Atualmente, a vacina HPV para meninos é utilizada como estratégia de saúde pública em seis países (Estados Unidos, Austrália, Áustria, Israel, Porto Rico e Panamá).

O Brasil assegura a sétima posição e a vanguarda na América Latina. A vacina é totalmente segura e aprovada pelo Conselho Consultivo Global sobre Segurança de Vacinas da Organização Mundial de Saúde (OMS).

A vacina disponibilizada para os meninos será a quadrivalente, que já é oferecida desde 2014 pelo SUS para as meninas. Ela confere proteção contra quatro subtipos do vírus HPV (6, 11, 16 e 18), com 98% de eficácia para quem segue corretamente o esquema vacinal.

Meninas

Nas meninas, o principal foco da vacinação é proteger contra o câncer de colo do útero, vulva, vaginal e anal; lesões pré-cancerosas; verrugas genitais e infecções causadas pelo vírus.

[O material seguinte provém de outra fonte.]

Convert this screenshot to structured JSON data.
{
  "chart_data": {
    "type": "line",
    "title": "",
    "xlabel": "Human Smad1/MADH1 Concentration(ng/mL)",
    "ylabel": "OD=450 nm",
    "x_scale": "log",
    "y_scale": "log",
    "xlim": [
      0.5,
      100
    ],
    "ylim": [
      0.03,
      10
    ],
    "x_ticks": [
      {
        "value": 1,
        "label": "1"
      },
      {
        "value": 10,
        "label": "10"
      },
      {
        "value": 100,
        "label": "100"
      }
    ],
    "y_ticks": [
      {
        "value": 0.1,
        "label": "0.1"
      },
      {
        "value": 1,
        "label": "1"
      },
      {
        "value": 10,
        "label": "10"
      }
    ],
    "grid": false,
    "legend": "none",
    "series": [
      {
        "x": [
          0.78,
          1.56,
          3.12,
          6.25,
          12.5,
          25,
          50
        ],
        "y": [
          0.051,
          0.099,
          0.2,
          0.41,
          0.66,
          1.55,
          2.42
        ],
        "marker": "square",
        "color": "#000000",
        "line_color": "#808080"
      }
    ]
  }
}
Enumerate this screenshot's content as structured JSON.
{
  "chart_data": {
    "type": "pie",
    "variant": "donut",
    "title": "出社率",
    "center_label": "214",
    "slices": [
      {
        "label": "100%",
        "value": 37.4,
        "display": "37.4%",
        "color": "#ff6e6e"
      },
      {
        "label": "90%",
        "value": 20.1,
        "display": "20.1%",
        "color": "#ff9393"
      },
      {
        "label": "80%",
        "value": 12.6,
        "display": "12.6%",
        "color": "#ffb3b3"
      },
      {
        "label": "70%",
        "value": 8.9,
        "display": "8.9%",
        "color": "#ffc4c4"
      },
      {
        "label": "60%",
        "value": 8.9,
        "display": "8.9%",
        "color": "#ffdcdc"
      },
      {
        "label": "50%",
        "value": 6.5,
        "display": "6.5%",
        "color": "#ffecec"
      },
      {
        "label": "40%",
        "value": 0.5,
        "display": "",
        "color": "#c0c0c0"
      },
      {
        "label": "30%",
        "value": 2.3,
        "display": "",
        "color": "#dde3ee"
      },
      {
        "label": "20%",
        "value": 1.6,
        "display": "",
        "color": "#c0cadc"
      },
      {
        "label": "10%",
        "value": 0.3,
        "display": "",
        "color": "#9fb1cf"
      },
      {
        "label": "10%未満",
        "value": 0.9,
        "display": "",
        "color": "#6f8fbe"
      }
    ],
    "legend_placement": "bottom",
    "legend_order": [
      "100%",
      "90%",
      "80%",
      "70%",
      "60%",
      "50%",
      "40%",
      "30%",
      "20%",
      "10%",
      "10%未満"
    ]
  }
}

O HPV é transmitido pelo contato direto com pele ou mucosas infectadas por meio de relação sexual. Também pode ser transmitido de mãe para filho no momento do parto.

Estimativas da OMS indicam que 290 milhões de mulheres no mundo são portadoras do vírus, sendo 32% infectadas pelos tipos 16 e 18.

Em relação ao câncer do colo do útero, estudos apontam que 265 mil mulheres morrem devido à doença em todo o mundo, anualmente. No Brasil, o Instituto Nacional do Câncer estima 16 mil novos casos.

Vale ressaltar ainda que os cânceres de garganta e de boca são o 6º tipo de câncer no mundo, com 400 mil casos ao ano e 230 mil mortes. Além disso, mais de 90% dos casos de câncer anal são atribuíveis à infecção pelo HPV.